Since mean wages have for the past year grown more slowly than either corporate profits or prices, it is hard to see how a story about permissive fiscal or monetary policy leading to wage hikes that are driving prices increases could possibly be correct. The Bureau of Labor Statistics reported in November that real wages had decreased throughout 2021. That is, while prices and profits have soared, wages have lagged. That juxtaposition seriously undermines the idea that corporations are not driving up inflation as a money-making strategy made possible by decades of neoliberal inattention to anti-monopoly laws.
What those macroeconomic views tend to overlook is the political economy of the situation. Economic trends do not happen purely within market systems but are embedded with certain social and political circumstances. Even if someone like Summers were to recognize rent-seeking behavior, they would likely contend that just undoing consolidation would not make inflation go back down once it's already happened.

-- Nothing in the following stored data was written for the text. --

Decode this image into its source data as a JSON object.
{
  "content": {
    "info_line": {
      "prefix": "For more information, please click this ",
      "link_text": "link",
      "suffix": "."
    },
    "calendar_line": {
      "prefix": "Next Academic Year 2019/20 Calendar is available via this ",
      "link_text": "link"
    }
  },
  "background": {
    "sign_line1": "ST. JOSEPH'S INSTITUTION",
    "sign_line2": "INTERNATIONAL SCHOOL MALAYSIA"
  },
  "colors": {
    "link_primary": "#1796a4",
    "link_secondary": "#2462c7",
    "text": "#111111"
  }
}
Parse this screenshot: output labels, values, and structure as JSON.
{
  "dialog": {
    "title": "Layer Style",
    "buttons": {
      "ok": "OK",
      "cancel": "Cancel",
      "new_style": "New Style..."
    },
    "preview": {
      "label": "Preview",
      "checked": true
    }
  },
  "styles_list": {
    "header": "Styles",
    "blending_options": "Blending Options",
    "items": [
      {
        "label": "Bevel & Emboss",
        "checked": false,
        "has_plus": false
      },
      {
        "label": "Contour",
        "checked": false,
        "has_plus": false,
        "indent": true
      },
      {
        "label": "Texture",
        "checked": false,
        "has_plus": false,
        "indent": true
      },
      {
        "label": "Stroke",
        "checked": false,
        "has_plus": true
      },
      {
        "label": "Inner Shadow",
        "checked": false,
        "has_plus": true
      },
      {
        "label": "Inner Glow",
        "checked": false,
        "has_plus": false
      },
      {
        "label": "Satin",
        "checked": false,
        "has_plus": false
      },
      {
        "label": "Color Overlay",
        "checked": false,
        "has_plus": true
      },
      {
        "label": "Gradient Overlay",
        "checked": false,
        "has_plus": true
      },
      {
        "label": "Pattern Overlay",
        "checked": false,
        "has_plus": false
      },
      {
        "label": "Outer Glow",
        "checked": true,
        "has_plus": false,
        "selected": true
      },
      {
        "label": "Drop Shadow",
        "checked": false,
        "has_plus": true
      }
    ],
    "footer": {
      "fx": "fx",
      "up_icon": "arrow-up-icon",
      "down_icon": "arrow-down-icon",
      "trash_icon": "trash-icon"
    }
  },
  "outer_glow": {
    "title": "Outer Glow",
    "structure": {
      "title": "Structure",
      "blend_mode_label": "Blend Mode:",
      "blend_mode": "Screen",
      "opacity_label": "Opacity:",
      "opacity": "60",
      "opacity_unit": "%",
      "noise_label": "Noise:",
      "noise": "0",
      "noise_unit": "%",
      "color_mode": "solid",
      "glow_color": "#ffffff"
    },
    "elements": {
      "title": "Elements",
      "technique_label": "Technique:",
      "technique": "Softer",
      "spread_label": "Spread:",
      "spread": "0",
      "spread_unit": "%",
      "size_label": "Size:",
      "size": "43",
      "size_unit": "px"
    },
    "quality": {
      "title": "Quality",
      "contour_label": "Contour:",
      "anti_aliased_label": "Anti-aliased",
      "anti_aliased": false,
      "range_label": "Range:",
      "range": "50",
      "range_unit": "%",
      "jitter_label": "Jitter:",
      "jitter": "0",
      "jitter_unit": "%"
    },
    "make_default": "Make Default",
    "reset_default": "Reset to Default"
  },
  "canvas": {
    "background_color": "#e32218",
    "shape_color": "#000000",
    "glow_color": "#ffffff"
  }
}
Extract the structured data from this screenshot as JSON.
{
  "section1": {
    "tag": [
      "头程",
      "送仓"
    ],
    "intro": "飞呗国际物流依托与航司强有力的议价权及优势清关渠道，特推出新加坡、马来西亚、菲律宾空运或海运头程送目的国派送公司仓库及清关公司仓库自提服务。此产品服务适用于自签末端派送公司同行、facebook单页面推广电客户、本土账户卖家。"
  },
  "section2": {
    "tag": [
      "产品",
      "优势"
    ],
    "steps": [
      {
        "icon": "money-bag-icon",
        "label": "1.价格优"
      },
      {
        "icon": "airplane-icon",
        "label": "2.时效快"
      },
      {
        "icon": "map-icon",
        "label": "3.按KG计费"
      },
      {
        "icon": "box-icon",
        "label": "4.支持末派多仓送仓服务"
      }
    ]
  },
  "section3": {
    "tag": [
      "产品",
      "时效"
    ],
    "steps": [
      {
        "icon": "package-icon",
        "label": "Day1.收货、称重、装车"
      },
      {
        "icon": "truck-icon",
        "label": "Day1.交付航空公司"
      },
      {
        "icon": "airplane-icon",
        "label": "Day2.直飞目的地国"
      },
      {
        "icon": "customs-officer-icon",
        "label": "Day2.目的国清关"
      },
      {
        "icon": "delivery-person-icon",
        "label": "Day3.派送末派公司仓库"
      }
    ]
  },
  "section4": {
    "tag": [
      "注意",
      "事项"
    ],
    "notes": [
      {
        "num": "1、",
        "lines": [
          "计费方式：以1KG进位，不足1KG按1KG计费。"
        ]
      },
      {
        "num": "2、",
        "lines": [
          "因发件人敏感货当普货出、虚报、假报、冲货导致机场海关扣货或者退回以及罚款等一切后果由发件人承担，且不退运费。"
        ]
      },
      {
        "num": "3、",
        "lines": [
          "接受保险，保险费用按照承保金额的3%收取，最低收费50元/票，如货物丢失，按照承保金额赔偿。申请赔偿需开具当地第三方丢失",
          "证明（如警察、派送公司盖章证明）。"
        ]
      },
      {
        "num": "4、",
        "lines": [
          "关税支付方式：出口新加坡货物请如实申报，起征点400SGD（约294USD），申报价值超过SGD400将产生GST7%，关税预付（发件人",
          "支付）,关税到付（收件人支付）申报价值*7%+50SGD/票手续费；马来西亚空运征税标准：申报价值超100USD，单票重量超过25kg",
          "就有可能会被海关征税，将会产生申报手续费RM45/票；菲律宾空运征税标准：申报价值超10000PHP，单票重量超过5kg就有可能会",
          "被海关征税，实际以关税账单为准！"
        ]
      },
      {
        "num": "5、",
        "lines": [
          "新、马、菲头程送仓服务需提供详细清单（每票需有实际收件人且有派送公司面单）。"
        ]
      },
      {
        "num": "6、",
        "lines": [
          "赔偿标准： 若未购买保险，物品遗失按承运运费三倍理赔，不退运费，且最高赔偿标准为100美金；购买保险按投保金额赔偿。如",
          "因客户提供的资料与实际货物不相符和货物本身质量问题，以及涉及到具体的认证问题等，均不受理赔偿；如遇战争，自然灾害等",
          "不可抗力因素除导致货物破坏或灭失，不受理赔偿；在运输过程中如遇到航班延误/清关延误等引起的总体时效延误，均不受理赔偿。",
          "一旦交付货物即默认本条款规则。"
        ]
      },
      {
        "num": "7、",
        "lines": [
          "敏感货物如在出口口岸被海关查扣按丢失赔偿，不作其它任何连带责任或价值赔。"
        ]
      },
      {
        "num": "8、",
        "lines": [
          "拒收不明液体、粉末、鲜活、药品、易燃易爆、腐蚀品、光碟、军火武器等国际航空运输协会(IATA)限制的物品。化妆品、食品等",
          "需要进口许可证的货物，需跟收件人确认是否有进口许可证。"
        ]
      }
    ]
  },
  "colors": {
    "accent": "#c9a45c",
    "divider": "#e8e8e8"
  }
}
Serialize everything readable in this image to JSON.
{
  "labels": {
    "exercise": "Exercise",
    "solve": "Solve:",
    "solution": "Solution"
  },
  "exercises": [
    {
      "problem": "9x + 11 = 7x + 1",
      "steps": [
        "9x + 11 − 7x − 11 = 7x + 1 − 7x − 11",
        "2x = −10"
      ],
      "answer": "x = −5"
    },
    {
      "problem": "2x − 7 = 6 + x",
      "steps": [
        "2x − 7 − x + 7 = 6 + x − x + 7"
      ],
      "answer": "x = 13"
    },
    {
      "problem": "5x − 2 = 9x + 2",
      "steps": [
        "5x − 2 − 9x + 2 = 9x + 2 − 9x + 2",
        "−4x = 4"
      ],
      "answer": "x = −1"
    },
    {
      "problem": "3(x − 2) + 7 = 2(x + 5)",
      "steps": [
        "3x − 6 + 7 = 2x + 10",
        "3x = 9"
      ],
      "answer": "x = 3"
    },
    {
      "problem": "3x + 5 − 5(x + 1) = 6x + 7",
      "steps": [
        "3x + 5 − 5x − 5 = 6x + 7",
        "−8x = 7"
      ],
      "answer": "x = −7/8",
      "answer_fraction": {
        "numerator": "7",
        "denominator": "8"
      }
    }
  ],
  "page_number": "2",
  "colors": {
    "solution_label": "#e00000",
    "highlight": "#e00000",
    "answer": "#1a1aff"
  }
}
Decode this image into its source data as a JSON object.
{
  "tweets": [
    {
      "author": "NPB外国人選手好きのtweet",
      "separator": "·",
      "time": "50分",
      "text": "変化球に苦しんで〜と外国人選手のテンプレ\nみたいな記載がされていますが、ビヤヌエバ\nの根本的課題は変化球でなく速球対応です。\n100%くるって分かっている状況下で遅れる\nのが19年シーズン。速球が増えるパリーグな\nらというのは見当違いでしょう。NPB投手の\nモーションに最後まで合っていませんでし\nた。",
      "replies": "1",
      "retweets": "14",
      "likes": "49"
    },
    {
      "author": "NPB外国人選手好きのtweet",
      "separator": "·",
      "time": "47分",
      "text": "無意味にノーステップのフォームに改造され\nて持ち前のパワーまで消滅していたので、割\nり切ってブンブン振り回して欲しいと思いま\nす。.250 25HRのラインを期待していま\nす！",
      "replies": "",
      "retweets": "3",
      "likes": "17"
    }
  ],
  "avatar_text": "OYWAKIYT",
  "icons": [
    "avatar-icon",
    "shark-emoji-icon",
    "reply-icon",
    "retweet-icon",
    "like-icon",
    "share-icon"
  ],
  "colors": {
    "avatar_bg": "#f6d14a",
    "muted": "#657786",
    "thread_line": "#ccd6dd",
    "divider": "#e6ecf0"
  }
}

But, there are three mechanisms that could allow antitrust enforcement to make a meaningful difference with inflation. The most straightforward is that splitting companies up would increase competition, which would then create incentives to undercut prices. There is no need to go that far to see results though. Simply by giving antitrust enforcers more power through heightened presidential support, Biden gives his trust-busters teeth that they can use to stop profiteering. With a more credible danger of antitrust charges, companies may well be deterred from raising prices further to avoid investigation. The Federal Trade Commission and Department of Justice can also use possible investigations to threaten companies to reduce prices, or at least not raise them further.
The downside of antitrust is supposedly the time scale that it operates on; it takes months or even years to litigate antitrust charges, whereas inflation can rise quickly (as evidenced by the massive quarter-to-quarter changes noted above). This is why the threat and deterrence angles are so important. Litigation needn't reach resolution to impact incentives, only the credible threat that Biden will initiate action if corporations try to price gouge. There are already promising signs from Biden's heightened antitrust aggressiveness; Biden singled out the meat industry in particular, and since that call-out, prices have fallen.
If the rising inflation facing the United States were the result of bad monetary or fiscal policy, then the prevailing opinion championed by Larry Summers would be more applicable. But, the crucial link of corporate profiteering is the driver of current inflationary trends. As Lindsay Owens of the Groundwork Collective notes in that same Washington Postarticle, all it takes to confirm this is taking a look at corporate earnings calls. Executives are all too delighted to explain to shareholders how they have been able to increase profit margins by charging consumers more. As such, stopping corporate price gouging should be, at the very least, a key element of any anti-inflation strategy.